The algae living in the pack ice is subjected to both extreme high and extreme low salinities. Within the pack ice the brine solution can be up to 150 whereas normal seawater salinities are around 35 in the Southern Ocean whilst on the surface of the ice in the melt pools, the salinity can be extremely low, approaching that of freshwater. The photosynthetic pigments found in ice algae work best between salinities of 35-50 and outside of this range, algal growth will be inhibited (Manes & Gradinger 2009).
Algae adapt to hypersaline conditions by increasing concentrations of osmolytes to prevent dehydration and to hyposaline conditions by reducing the concentration. This maintains the osmotic potential between the brine solution and the internal media in the cells and prevents cells bursting or shrinking (Thomas & Dieckmann 2002).

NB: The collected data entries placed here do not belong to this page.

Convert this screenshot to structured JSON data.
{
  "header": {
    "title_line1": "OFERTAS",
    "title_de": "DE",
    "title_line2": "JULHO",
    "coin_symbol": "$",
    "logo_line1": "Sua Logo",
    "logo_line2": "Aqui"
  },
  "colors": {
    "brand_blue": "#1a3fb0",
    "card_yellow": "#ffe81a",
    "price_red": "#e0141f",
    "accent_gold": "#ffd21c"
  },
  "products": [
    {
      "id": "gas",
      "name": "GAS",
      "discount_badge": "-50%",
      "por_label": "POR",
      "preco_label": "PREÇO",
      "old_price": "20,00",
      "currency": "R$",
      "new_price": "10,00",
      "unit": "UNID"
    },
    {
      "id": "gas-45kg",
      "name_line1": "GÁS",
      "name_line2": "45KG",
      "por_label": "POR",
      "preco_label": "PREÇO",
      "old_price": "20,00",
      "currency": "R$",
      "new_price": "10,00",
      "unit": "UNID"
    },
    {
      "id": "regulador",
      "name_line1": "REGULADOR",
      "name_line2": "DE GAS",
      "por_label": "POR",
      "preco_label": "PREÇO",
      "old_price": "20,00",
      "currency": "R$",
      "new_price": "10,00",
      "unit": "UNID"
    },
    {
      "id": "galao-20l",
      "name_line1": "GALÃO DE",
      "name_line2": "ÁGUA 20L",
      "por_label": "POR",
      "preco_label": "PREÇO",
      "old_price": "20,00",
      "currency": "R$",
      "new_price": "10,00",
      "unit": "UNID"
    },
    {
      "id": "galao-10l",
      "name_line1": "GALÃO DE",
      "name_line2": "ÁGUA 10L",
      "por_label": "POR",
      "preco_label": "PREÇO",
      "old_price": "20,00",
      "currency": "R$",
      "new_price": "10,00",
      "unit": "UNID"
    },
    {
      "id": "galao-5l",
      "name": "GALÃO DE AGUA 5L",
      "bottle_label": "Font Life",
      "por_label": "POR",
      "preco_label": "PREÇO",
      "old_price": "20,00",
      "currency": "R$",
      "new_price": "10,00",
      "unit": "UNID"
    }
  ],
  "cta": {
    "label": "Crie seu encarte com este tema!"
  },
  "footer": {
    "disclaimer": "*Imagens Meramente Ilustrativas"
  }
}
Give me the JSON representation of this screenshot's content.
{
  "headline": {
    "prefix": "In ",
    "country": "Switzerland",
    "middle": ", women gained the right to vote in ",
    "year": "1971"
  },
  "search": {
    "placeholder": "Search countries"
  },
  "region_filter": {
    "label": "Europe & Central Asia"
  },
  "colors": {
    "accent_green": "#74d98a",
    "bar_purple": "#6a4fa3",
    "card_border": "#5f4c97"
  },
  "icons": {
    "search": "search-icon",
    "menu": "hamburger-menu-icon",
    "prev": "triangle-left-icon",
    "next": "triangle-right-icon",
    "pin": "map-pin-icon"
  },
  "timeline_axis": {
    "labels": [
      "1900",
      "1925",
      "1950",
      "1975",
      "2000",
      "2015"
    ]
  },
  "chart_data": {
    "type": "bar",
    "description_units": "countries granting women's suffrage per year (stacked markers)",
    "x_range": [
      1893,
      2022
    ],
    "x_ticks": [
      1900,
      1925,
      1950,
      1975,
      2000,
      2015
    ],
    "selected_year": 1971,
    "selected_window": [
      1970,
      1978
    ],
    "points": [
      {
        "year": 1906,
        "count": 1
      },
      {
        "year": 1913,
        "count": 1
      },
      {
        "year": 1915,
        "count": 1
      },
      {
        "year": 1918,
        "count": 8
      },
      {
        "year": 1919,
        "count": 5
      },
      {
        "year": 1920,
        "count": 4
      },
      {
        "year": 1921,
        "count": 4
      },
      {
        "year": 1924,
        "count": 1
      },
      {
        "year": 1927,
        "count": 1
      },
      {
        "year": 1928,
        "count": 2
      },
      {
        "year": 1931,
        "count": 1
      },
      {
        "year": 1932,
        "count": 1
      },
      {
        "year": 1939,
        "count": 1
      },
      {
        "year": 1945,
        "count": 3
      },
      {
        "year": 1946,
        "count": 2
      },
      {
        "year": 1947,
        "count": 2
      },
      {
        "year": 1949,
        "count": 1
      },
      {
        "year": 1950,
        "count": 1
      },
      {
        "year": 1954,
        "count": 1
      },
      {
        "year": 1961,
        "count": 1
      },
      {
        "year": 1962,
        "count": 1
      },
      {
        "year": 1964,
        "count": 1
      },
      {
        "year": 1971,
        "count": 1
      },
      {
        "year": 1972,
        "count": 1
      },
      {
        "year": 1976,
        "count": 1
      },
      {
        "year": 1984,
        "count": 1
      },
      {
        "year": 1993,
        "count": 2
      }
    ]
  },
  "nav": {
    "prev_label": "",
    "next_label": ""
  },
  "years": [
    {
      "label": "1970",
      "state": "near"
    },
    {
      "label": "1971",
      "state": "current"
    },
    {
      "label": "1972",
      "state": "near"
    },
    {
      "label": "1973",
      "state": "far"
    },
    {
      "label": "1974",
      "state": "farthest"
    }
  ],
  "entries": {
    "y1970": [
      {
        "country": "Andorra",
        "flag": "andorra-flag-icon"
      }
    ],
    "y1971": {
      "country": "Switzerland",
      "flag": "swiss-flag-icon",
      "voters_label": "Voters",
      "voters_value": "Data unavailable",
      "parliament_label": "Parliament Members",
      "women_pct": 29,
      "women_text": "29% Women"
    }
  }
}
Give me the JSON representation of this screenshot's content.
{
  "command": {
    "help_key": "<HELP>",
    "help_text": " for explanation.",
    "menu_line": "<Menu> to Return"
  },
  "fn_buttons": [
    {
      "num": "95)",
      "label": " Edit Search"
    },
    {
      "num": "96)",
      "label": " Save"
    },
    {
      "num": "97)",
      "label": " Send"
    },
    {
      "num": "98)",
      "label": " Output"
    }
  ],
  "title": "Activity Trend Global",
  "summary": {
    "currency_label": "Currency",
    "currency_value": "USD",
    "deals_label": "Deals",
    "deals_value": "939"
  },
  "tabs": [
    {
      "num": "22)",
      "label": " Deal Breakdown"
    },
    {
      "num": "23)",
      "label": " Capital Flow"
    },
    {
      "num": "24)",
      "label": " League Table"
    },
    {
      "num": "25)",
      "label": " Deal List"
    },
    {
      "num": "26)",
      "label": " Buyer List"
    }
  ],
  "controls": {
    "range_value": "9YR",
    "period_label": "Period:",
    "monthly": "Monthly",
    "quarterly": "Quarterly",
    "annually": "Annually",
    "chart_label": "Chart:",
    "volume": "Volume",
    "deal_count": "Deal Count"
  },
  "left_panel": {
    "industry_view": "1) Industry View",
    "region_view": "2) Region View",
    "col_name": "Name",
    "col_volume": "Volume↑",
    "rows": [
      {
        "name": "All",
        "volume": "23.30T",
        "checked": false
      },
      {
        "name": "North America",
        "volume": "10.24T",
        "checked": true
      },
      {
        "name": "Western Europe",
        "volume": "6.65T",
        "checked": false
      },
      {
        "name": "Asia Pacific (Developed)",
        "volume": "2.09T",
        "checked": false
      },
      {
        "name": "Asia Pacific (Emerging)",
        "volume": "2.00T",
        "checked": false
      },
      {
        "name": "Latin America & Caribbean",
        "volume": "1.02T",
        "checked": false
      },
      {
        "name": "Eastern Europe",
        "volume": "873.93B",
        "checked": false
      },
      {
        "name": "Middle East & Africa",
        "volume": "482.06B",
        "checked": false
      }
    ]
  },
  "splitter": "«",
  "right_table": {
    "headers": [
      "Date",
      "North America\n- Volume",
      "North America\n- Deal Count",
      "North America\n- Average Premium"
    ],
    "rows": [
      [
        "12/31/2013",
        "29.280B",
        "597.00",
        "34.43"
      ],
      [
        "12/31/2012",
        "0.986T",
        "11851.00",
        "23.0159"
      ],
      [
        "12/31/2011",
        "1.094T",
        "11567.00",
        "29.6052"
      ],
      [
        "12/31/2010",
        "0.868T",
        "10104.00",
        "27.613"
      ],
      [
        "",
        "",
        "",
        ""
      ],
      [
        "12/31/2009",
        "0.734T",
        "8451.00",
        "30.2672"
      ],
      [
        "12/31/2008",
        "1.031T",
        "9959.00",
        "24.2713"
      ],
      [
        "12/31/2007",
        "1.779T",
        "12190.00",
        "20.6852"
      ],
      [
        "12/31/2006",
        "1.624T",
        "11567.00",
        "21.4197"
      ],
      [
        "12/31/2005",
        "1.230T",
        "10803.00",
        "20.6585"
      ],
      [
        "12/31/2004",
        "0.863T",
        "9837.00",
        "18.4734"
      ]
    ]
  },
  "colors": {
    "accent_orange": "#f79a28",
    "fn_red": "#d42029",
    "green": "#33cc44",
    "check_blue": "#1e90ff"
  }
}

In studies on bacteria, high salinity only affects growth rate when combined with low temperature. Lipid packing was increased in high salinities, at both high and low temperature and increased branched chain fatty acids at low salinities; both of these mechanisms help to keep the cell membranes stable in fluctuating salinities and are likely to be used as mechanisms for algae (Nichols et al. 2000).
The algae have enzymes that are adapted to work over a range of salinities so that metabolic processes are not slowed and membrane composition is regulated (Nichols et al. 2000, Thomas & Dieckmann 2002).